Şiire kapılmak ister insan hem yazarken hem de okurken.Kapıldım...

Merhaba,

Çok sevgili kardeşimiz Ord. Prof./ 2 kız babası Oğul Zengingönül'ün blog yazılarını keyifle okuyorum. Tavsiye ederim. Linki de şööyle:  http://jorniyeciktimdonucem.blogspot.com Yazıları vesile oldu benim de ilk yazımı kaleme almamda. Yazarken de ne kadar keyif aldığımı hissediyorum. Onun için zat-ı muhteremi ve köşesini anarak başladım.

Kıymetli okuyucularıma; merhaba...

Bugün aklıma Yılmaz Erdoğan'ın " Yaşabilme İhtimali" şiirini facebook üzerinden paylaşmak fikri geldi. Bilgisayarın arşivini karıştırırken bir eğitim esnasında kullandığım şiirlerin arasında buldum!Daha sonra hemen hep yaptığım gibi akıl ve izan süzgecinden geçirmeye başladım. Uzunluk filtresinde takıldı. Ne alaka filtresinde hafif tökezledi? Çok mu Ankara kavşağında geri vitese takmıştım zaten! Ancak, içimde kaldı. O çocukluk ile ergenliğin alacakaranlığında kaleme alınmış cesur ve samimi duyguların mısraları. Bu yüzden bu ilk yazımda ona koşulsuz, sansürsüz alıntı yaparak yer vermek istiyorum. Biraz da mevsim ve zamanın ruhuna uyarak...


Sevgi çemberinin içinde, hüzün deminin kenarında kalın!

Kerim.

YAŞAYABİLME İHTİMALİ . . .

Sanem'e

soğuk ve şehirlerarası
otobüslerde vazgeçtim
çocuk olmaktan
ve beslenme çantamda
otlu peynir kokusuydu babam...

Ben seninle bir gün Veyselkarani'de haşlama
yeme ihtimalini sevdim.

İlkokulun silgi kokan, tebeşir lekeli yıllarında
(Ankara'da karbonmonoksit sonbaharlar yaşanırdı o
zaman) özlemeye başladım herkesi.. Ve bu hasret öyle
uzun sürdü ki, adam gibi hasretleri özlemeye başladım
sonra..

Bizim Kemalettin Tuğcu'larımız vardı...
Bir de camların buğusuna yazı yazma imkanı...

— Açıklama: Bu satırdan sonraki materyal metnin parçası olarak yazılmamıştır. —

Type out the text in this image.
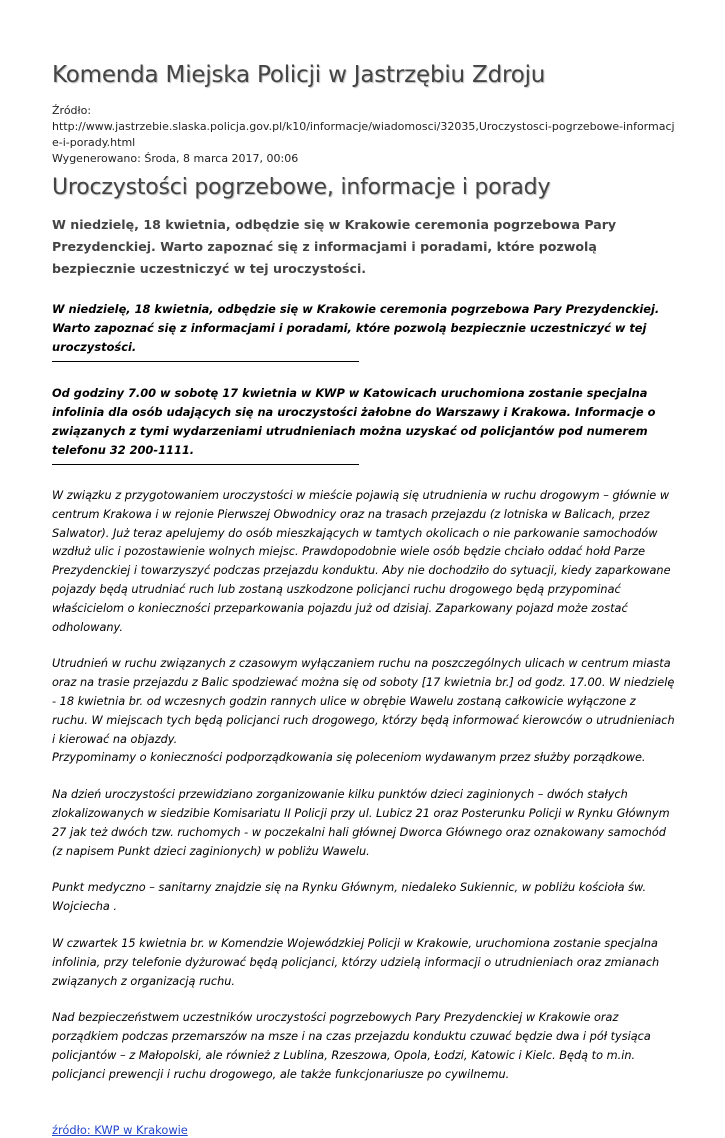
Komenda Miejska Policji w Jastrzębiu Zdroju
Źródło:
http://www.jastrzebie.slaska.policja.gov.pl/k10/informacje/wiadomosci/32035,Uroczystosci-pogrzebowe-informacje-i-porady.html
Wygenerowano: Środa, 8 marca 2017, 00:06
Uroczystości pogrzebowe, informacje i porady

W niedzielę, 18 kwietnia, odbędzie się w Krakowie ceremonia pogrzebowa Pary Prezydenckiej. Warto zapoznać się z informacjami i poradami, które pozwolą bezpiecznie uczestniczyć w tej uroczystości.

W niedzielę, 18 kwietnia, odbędzie się w Krakowie ceremonia pogrzebowa Pary Prezydenckiej. Warto zapoznać się z informacjami i poradami, które pozwolą bezpiecznie uczestniczyć w tej uroczystości.

Od godziny 7.00 w sobotę 17 kwietnia w KWP w Katowicach uruchomiona zostanie specjalna infolinia dla osób udających się na uroczystości żałobne do Warszawy i Krakowa. Informacje o związanych z tymi wydarzeniami utrudnieniach można uzyskać od policjantów pod numerem telefonu 32 200-1111.

W związku z przygotowaniem uroczystości w mieście pojawią się utrudnienia w ruchu drogowym – głównie w centrum Krakowa i w rejonie Pierwszej Obwodnicy oraz na trasach przejazdu (z lotniska w Balicach, przez Salwator). Już teraz apelujemy do osób mieszkających w tamtych okolicach o nie parkowanie samochodów wzdłuż ulic i pozostawienie wolnych miejsc. Prawdopodobnie wiele osób będzie chciało oddać hołd Parze Prezydenckiej i towarzyszyć podczas przejazdu konduktu. Aby nie dochodziło do sytuacji, kiedy zaparkowane pojazdy będą utrudniać ruch lub zostaną uszkodzone policjanci ruchu drogowego będą przypominać właścicielom o konieczności przeparkowania pojazdu już od dzisiaj. Zaparkowany pojazd może zostać odholowany.

Utrudnień w ruchu związanych z czasowym wyłączaniem ruchu na poszczególnych ulicach w centrum miasta oraz na trasie przejazdu z Balic spodziewać można się od soboty [17 kwietnia br.] od godz. 17.00. W niedzielę - 18 kwietnia br. od wczesnych godzin rannych ulice w obrębie Wawelu zostaną całkowicie wyłączone z ruchu. W miejscach tych będą policjanci ruch drogowego, którzy będą informować kierowców o utrudnieniach i kierować na objazdy.
Przypominamy o konieczności podporządkowania się poleceniom wydawanym przez służby porządkowe.

Na dzień uroczystości przewidziano zorganizowanie kilku punktów dzieci zaginionych – dwóch stałych zlokalizowanych w siedzibie Komisariatu II Policji przy ul. Lubicz 21 oraz Posterunku Policji w Rynku Głównym 27 jak też dwóch tzw. ruchomych - w poczekalni hali głównej Dworca Głównego oraz oznakowany samochód (z napisem Punkt dzieci zaginionych) w pobliżu Wawelu.

Punkt medyczno – sanitarny znajdzie się na Rynku Głównym, niedaleko Sukiennic, w pobliżu kościoła św. Wojciecha .

W czwartek 15 kwietnia br. w Komendzie Wojewódzkiej Policji w Krakowie, uruchomiona zostanie specjalna infolinia, przy telefonie dyżurować będą policjanci, którzy udzielą informacji o utrudnieniach oraz zmianach związanych z organizacją ruchu.

Nad bezpieczeństwem uczestników uroczystości pogrzebowych Pary Prezydenckiej w Krakowie oraz porządkiem podczas przemarszów na msze i na czas przejazdu konduktu czuwać będzie dwa i pół tysiąca policjantów – z Małopolski, ale również z Lublina, Rzeszowa, Opola, Łodzi, Katowic i Kielc. Będą to m.in. policjanci prewencji i ruchu drogowego, ale także funkcjonariusze po cywilnemu.

źródło: KWP w Krakowie
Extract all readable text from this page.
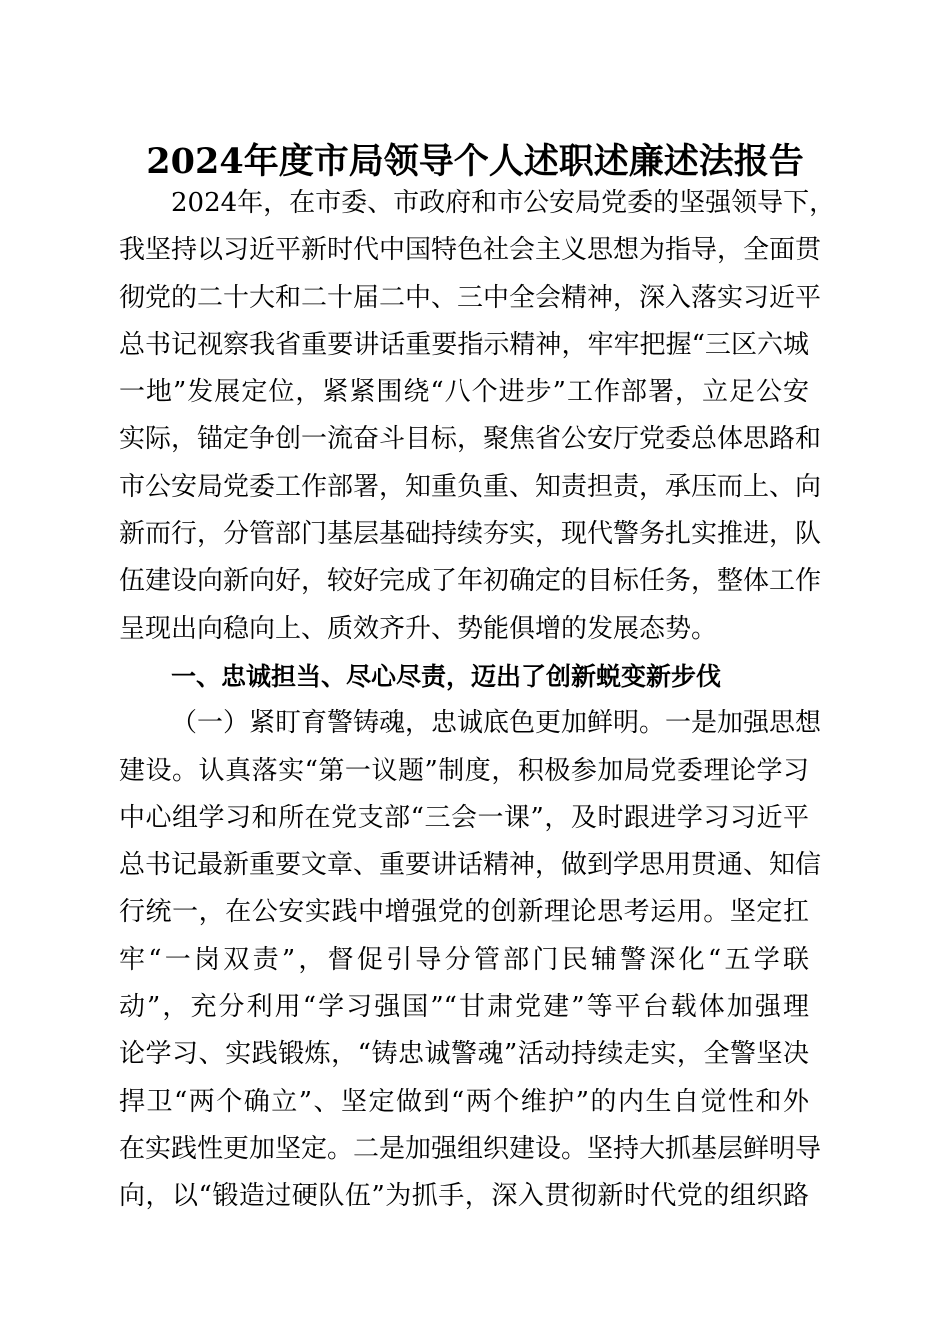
2024年度市局领导个人述职述廉述法报告
2024年，在市委、市政府和市公安局党委的坚强领导下，
我坚持以习近平新时代中国特色社会主义思想为指导，全面贯
彻党的二十大和二十届二中、三中全会精神，深入落实习近平
总书记视察我省重要讲话重要指示精神，牢牢把握“三区六城
一地”发展定位，紧紧围绕“八个进步”工作部署，立足公安
实际，锚定争创一流奋斗目标，聚焦省公安厅党委总体思路和
市公安局党委工作部署，知重负重、知责担责，承压而上、向
新而行，分管部门基层基础持续夯实，现代警务扎实推进，队
伍建设向新向好，较好完成了年初确定的目标任务，整体工作
呈现出向稳向上、质效齐升、势能俱增的发展态势。
一、忠诚担当、尽心尽责，迈出了创新蜕变新步伐
（一）紧盯育警铸魂，忠诚底色更加鲜明。一是加强思想
建设。认真落实“第一议题”制度，积极参加局党委理论学习
中心组学习和所在党支部“三会一课”，及时跟进学习习近平
总书记最新重要文章、重要讲话精神，做到学思用贯通、知信
行统一，在公安实践中增强党的创新理论思考运用。坚定扛
牢“一岗双责”，督促引导分管部门民辅警深化“五学联
动”，充分利用“学习强国”“甘肃党建”等平台载体加强理
论学习、实践锻炼，“铸忠诚警魂”活动持续走实，全警坚决
捍卫“两个确立”、坚定做到“两个维护”的内生自觉性和外
在实践性更加坚定。二是加强组织建设。坚持大抓基层鲜明导
向，以“锻造过硬队伍”为抓手，深入贯彻新时代党的组织路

Yumurta kokan arkadaşlarla paylaşılan
kahverengi sıralarda, solculuk oynamaya başladık..
Ben doktor
oluyordum sen hemşire, geri kalanlar kontrgerilla...
Kırmızı boyalarla umut ikliminde harfler yazılıyordu,
pütürlü duvarlara ve Türk Dil Kurumu'na inat bir
Türkçeyle... Ağbilerimizden öğrendik, Ş harfinden
orak çekiç figürleri türetmeyi..

Ankara'ya usul usul karbonmonoksit yağıyordu.
Ve kapalı mekanlarda sevişmeyi öneriyordu
haber bültenleri..
Oysa Ankara'da hiç sevişmedim ben.
Disiplin kurulunda tartışılan aşkım olmadı benim..
(Sınıfça gidilen pikniklerde kıçımıza batan platonik
dikenleri saymazsak..)
Ankara'ya usul usul kurşun yağıyordu.. Ve belli bir
saatten sonra sokağa çıkmamayı öneriyordu haber
bültenleri.. Oysa hiç kurşun yaram olmadı benim..
Ve hiçbir mahkeme tutanağında geçmedi adım..
Çatışmaların ortasında sevimli bir çocuk yüzüydüm
sadece..

Sana şiirler biriktiriyordum fen bilgisi defterimde ama
sen yoktun.. Ben, senin beni sevebilme ihtimalini
seviyordum, suni teneffüs saatlerinde.. Okul servisi
seni hep zamansız, amansızca bir lojman griliğine
götürüyordu.. Ben, senin benimle Tunalı Hilmi
Caddesine gelebilme ihtimalini seviyordum..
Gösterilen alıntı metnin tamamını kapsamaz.